Generally, when a lamp manufacturer installs the foregoing LED lamp in a production line, the insulation resin housing 12 is firstly installed into the heat dissipation housing 10 from the lower side of the heat dissipation housing 10. Then, the screw 16 is screw-connected into the thread hole 121 of the insulation resin housing 12, in order to position the insulation resin housing 12 into the heat dissipation housing 10. After this, the power PCB 13 is installed and positioned in the insulation resin housing 12, and then electrically connected to the electrode cap 11 through the wires 131. However, an operator must manually install the insulation resin housing 12 into the heat dissipation housing 10 and then screw-connect the insulation resin housing 12 to a predetermined position of the heat dissipation housing 10 through the screw 16 in turn. Thus, the manual installation needs too much man power and substantially increase the operational time of the production line, so as to cause negative effect to the production efficiency of the lamp manufacturer and increase the error installation risk of the operator. For example, the insulation resin housing 12 or the electrode cap 11 may not be positioned to the predetermined positions of the heat dissipation housing 10, so as to lower the product yield of the LED lamp. Moreover, when the operator installs the insulation resin housing 12 into the heat dissipation housing 10, an offset of the positioning precision between the insulation resin housing 12 and the heat dissipation housing 10 may be easily occurred to cause too low product yield of the LED lamp.

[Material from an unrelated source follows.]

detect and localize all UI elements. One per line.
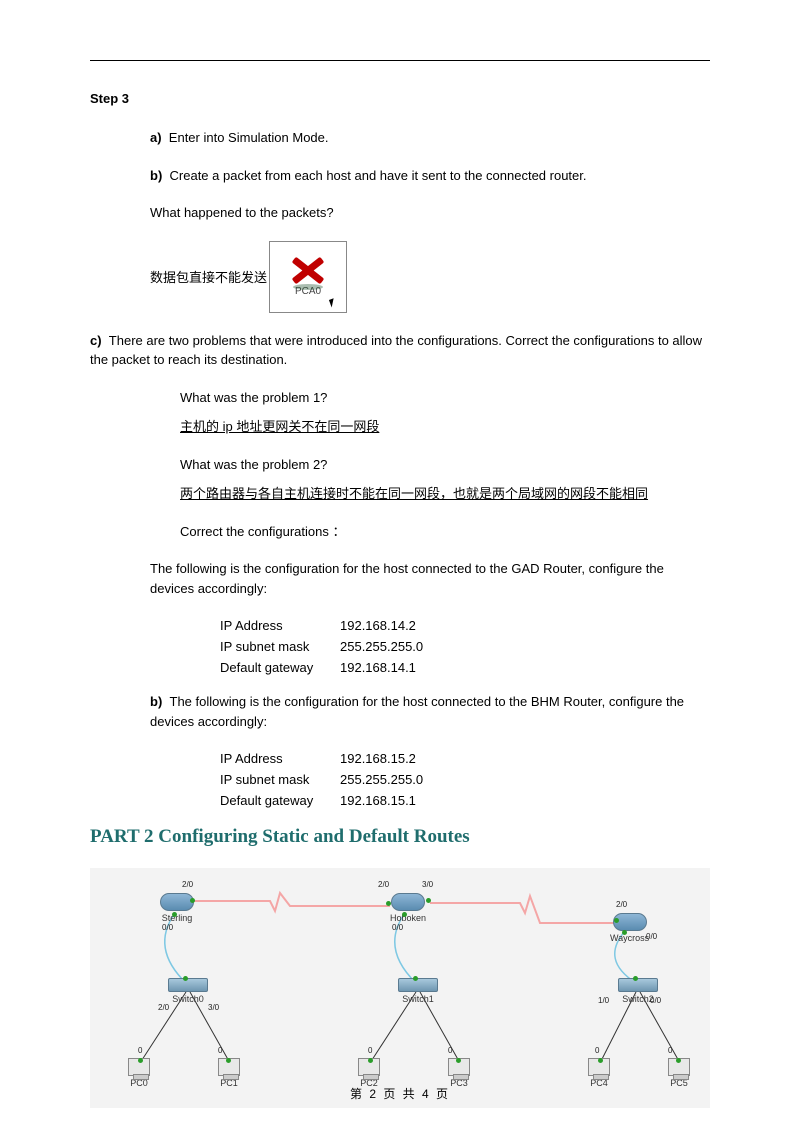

As a result, it is an important issue for the present invention to think how to improve the structure of the traditional LED lamp, in order to simplify the component processing and the installation procedure thereof for the purpose of substantially enhancing the production efficiency and the product yield of the LED lamp.
It is therefore tried by the inventor to develop an LED lamp to simplify the component processing and the installation procedure thereof, so as to further enhance the production efficiency and the product yield of the LED lamp.